Besides, except for LRP5, all candidate genes of PCLD are ER located and play a role in glycosylation, quality control, and translocation of glycoprotein across the ER (Cornec-Le Gall et al., 2018). Their roles in the glycosylation process are shown in Figure 1. Disordered glycosylation results in their retention in ER (Ushioda et al., 2013) and decreased protein activity, for example, protein PKD1. The bile duct also seems to have a lower tolerance for the PKD1 activity (Besse et al., 2017). This might explain the reason for the cytogenesis in the liver.

Therefore, not only genes involved in glycosylation and translocation of protein across ER but also genes involved in the Ca2+ pathway might be considered possible candidate genes in PCLD. Below, we enumerate some promising candidate genes in PCLD.

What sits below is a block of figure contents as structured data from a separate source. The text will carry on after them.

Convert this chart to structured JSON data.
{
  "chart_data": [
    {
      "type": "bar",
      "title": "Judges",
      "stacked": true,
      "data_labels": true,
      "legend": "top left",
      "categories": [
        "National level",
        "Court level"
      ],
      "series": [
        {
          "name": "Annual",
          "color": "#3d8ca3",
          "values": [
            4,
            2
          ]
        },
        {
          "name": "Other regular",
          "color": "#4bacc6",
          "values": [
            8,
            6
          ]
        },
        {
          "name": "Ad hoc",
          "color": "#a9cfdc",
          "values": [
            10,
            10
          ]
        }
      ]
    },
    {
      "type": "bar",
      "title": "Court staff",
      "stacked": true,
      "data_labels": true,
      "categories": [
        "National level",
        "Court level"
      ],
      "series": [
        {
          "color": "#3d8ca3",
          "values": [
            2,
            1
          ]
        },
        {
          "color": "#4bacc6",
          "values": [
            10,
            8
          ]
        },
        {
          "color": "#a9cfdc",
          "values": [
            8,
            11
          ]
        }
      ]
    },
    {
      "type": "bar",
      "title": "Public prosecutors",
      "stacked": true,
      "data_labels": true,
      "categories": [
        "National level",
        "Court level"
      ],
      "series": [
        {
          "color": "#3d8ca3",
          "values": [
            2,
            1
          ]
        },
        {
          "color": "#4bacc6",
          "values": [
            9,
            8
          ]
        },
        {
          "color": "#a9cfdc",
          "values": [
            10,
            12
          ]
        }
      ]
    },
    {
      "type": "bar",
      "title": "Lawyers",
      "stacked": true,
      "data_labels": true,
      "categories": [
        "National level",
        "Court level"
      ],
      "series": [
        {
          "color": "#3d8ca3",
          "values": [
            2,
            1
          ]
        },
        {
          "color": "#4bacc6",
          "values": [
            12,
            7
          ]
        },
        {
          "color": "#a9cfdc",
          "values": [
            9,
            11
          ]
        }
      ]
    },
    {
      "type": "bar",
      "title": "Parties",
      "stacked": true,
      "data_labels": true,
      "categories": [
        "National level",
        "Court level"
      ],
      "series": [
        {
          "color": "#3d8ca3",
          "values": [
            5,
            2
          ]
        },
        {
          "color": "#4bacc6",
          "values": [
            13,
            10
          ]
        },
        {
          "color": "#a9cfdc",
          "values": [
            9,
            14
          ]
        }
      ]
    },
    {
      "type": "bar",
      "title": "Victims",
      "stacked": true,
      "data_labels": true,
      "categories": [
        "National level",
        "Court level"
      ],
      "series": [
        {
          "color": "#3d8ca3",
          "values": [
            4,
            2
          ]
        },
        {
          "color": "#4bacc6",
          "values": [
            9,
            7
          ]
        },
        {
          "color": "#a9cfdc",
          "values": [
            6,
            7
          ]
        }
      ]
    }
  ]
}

SEC61A1, SEC61A2, SEC61G, and SEC62

SEC61A1, SEC61A2, SEC61G, and SEC62 all encode the components of the SEC61 translocon complex. As mentioned before, this complex is critical in the translocation and quality control of glycoproteins. Because mutations in SEC61B and SEC63, which also encode the protein comprising SEC61 translocon, can result in disruption of the complex and cause PCLD. Other genes involved in the SEC61 complex might also play a role in PCLD.

ALG6

The same as ALG8, ALG6 also encodes a α-1,3-glucosyltransferase, ALG6 and ALG8 belongs to the same glucosyltransferase family, GT57 (Albuquerque-Wendt et al., 2019). However, ALG6 catalyzes the addition of the first glucose residue to the lipid-linked oligosaccharide chain of the N-glycan precursor, while ALG8 catalyzes the addition of the second glucose (Sun et al., 2005). Because the deficiency in ALG6 is reported the same as ALG8 and ALG9 causing CDG, it reveals an essential role of ALG6 in the quality control of glycoprotein.

LRP6

LRP6 and LRP5 shared 71% of identity in the amino acid level (Brown et al., 1998). They are always co-expressed at the embryonic stage (Pinson et al., 2000) and function together as the co-receptor of Fzd and mediate the Wnt signaling. Since the deficiency in LRP5 resulting in reduced Wnt signaling could be a pathogenic reason for PCLD, deficiency in LRP6 might also be related to PCLD.

Conclusion

PCLD consists of a heterogeneous group of disorders with different genetic mutations and disease presentations. Glycosylation, translocation, and quality control of protein in ER play a central role in the diseases. However, the established candidate genes can only explain less than half of the cases. More candidate genes of diseases should be explored and investigated in the future.